We could do that, he said, because we gather evidence in production. That’s the next essential habit. He said the Microsoft team gathered business-related data (conversions), but also gathered data for troubleshooting, as well as performance metrics, live-site issues that affect end users, and the number of times needed to communicate and mitigate issues. Precise alerting is key to fast issue detection on live sites, he noted, but it’s something people struggle with. You need a production-first mindset.
“We had these Tier 1 people in our service delivery team who were triaging lots of alerts,” said Guckenheimer. “They were looking at 40 or 50 alerts and trying to find which one is the real source of the problem.

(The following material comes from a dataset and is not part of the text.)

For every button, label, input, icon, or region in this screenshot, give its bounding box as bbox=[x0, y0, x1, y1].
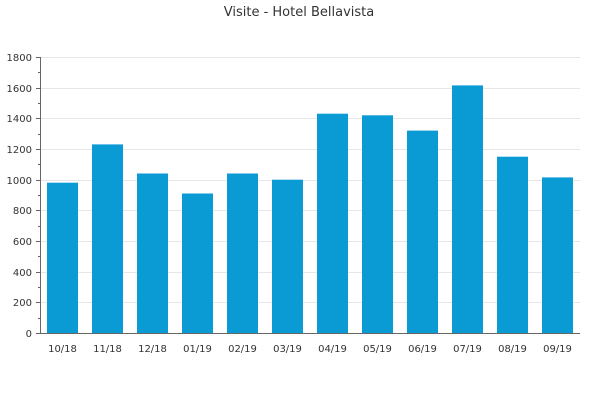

Based on that, they would contact the responsible individual, the developer on the feature crew who was responsible. He needs to be on the bridge in five minutes if it’s work hours, and 15 minutes if it’s outside of work hours.
“We replaced that with a health model to find…the root cause via machinery. We set up an auto-dialer that would contact the developer responsible or the DRI from the feature crew on call that week. The result is we had a 40x improvement in the month we rolled it out, and reduced escalations by 50%, all by shifting from manual triaging of alerts to putting in place an automation. This comes from a mindset where you say I’m going to make everyone’s life better, even though it’s a you-build-it, you-run-it world.”
The seventh habit is managing infrastructure as a flexible resource. “We needed to shift the backlog from doing feature work first to doing live site work first. We needed a canary instance,” said Guckenheimer, where we work with our closest customers before we toggle the automation to let it move forward to the next rings of deployment.
Microsoft differentiates the idea of deployment from exposure with Feature Flags. “All code is deployed, but features not ready for wide usage will have the flag down on them so no users see it, or only select people can see it,” he said. “We have runtime control over how it gets exposed, so we can do experimentation. Customers can lift the Feature Flags on their accounts so they can participate in that experimentation. We can work with dark launches in production and build up experimentation and refinement, but not hide off in a branch and build up debt that we then have to remediate.”